Almost immediately following your engagement one of the first planning tasks you’ll need to complete is compiling a preliminary guest list. This is needed so you know have an idea of how many persons will be in attendance. The guest count will impact a variety of elements including venue selection, catering and of course décor.
When Tim and I first put our list together, I think we may have been overwhelmed with excitement because we had everybody and their momma’s on there! We recently reviewed our guest list again because this is what ultimately drives spending. As we got past our family members and close friends, we realized that a lot of these people probably shouldn’t be on the list. We marked all of our Definite guests with a ‘Yes’, eliminated all of the Haven’t seen you since high school guests, and placed all of the Question mark guests on the ‘Maybe' list.
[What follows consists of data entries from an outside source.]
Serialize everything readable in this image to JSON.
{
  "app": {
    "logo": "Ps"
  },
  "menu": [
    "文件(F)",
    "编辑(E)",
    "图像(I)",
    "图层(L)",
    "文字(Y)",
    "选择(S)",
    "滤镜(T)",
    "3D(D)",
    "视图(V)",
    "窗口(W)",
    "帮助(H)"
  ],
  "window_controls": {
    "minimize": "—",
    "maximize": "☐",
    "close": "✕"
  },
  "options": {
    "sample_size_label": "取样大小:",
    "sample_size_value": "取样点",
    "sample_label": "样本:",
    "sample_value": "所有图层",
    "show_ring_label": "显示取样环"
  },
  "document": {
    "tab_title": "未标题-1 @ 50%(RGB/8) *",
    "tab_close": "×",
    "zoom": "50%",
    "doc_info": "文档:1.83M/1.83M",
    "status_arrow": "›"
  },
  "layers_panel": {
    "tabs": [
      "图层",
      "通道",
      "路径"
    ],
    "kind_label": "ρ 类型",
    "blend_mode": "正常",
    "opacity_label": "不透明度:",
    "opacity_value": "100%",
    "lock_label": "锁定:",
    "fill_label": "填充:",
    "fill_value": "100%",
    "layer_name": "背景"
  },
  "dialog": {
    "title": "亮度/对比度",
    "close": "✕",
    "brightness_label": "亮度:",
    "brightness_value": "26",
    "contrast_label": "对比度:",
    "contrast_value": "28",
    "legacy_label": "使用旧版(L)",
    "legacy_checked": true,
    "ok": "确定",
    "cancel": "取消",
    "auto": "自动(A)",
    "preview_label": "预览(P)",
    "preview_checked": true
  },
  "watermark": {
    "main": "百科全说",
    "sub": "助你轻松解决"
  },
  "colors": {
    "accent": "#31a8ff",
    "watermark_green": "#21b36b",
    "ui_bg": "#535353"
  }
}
Guest list management can be cutthroat but you can’t feel bad if you’re footing the bill. Don’t feel obligated to invite someone to your wedding just because they invited you to theirs; what if that was 5 years ago and you haven’t spoken much since? And just because everyone at your new job seems cool and you hang out occasionally doesn’t mean they should be invited to witness your union. It is proper etiquette to invite your married guest’s spouses so your list will grow slightly. However the same doesn’t apply to guests that are just casually dating. On the contrary, if your parents are making financial contributions to the wedding, it’s only right to allow them to invite guests of their own. Discuss a cap with them so that all of their friends don’t make up the majority.
I don’t know about you but there are a lot of kids in my family. And I’m not so sorry to say that they didn’t make the list. You may be thinking that I’m a mean person for saying this but we have a bottom line to keep in mind. Additionally inviting kids means a higher guest count which translates to more spending. If you’re not as coldhearted as we are and you will allow kids to attend, then you may opt to provide the younger guests with a more kid-friendly menu and table decorations. Otherwise a happy medium could be placing an age limit to help with trimming.
PLANNER BRIDE TIP | Create your list in a spreadsheet with a column for first and last names, relationship, and drop-down with yes, maybe options. Revisit the list to finalize your decision about the maybe list and whatever you do try not to add names. Our wedding is 15 months away so we’re going to stick with the #nonewfriends philosophy because we just can’t add anyone else.